Refined behavior and structural universality of the blow-up profile for the semilinear heat equation with non scale invariant nonlinearity
Loth Damagui Chabi, Philippe Souplet
TL;DR
This work analyzes the semilinear heat equation $u_t-\Delta u=f(u)$ with non-scale-invariant nonlinearities $f(u)=u^pL(u)$, where $L$ is slowly varying and $1<p<p_S$. For radially symmetric decreasing initial data, the authors derive a sharp global blow-up profile in original variables, $u(x,t)=(1+o(1))G^{-1}\Big(T-t+\frac{p-1}{8p}\frac{|x|^2}{|\log|x||}\Big)$, and obtain a sharp final and refined space-time profile, all governed by the universal ODE resolvent $G^{-1}$, largely independent of $L$. They show a structural universality: the leading blow-up structure is the same as in the pure power case, with $L$ affecting only the argument via $G^{-1}$; explicit small-$s$ asymptotics for $G^{-1}$ are given as $G^{-1}(s)\sim \kappa s^{-\beta}L^{-{\beta}}(s^{-\beta})$ with $\beta=1/(p-1)$. The paper also develops a sharp upper bound for more general nonlinearities, and a detailed center-manifold–type analysis in similarity variables to prove a matching lower bound, culminating in a comprehensive description of the refined blow-up behavior and its universality across a broad class of nonlinearities.
Abstract
We consider the semilinear heat equation $$u_t-Δu=f(u) $$ for a large class of non scale invariant nonlinearities of the form $f(u)=u^pL(u)$, where $p>1$ is Sobolev subcritical and $L$ is a slowly varying function (which includes for instance logarithms and their powers and iterates, as well as some strongly oscillating functions).

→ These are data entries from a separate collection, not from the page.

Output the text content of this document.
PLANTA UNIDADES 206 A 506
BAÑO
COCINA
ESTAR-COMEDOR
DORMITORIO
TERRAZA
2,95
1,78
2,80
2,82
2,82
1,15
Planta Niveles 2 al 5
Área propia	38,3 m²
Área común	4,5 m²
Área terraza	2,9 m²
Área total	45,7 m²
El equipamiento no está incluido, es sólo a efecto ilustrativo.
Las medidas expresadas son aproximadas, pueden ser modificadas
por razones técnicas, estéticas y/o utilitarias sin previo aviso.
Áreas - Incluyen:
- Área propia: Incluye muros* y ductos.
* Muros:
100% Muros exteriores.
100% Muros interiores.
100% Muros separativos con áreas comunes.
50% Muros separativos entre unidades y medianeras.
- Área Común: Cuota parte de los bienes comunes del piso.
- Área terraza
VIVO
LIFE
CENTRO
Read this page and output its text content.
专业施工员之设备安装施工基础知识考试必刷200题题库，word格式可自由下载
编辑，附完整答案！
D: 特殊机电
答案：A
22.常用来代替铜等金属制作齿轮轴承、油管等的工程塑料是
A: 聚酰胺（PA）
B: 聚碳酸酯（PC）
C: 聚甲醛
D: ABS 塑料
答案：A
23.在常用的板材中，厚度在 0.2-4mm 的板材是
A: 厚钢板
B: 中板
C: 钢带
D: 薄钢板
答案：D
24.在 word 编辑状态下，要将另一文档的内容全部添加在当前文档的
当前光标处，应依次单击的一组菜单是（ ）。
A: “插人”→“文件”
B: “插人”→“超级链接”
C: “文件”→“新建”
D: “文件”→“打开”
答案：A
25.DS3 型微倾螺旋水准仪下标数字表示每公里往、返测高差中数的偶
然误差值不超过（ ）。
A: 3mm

For any positive radial decreasing blow-up solution, we obtain the sharp, global blow-up profile in the scale of the original variables $(x, t)$, which takes the form: $$u(x,t)=(1+o(1))\,G^{-1}\bigg(T-t+\frac{p-1}{8p}\frac{|x|^2}{|\log |x||}\bigg), \ \hbox{as $(x,t)\to (0,T)$, \quad where } G(X)=\int_{X}^{\infty}\frac{ ds}{f(s)}.$$ This estimate in particular provides the sharp final space profile and the refined space-time profile. As a remarkable fact and completely new observation, our results reveal a {\it structural universality} of the global blow-up profile, being given by the "resolvent" $G^{-1}$ of the ODE, composed with a universal, time-space building block, which is the same as in the pure power case.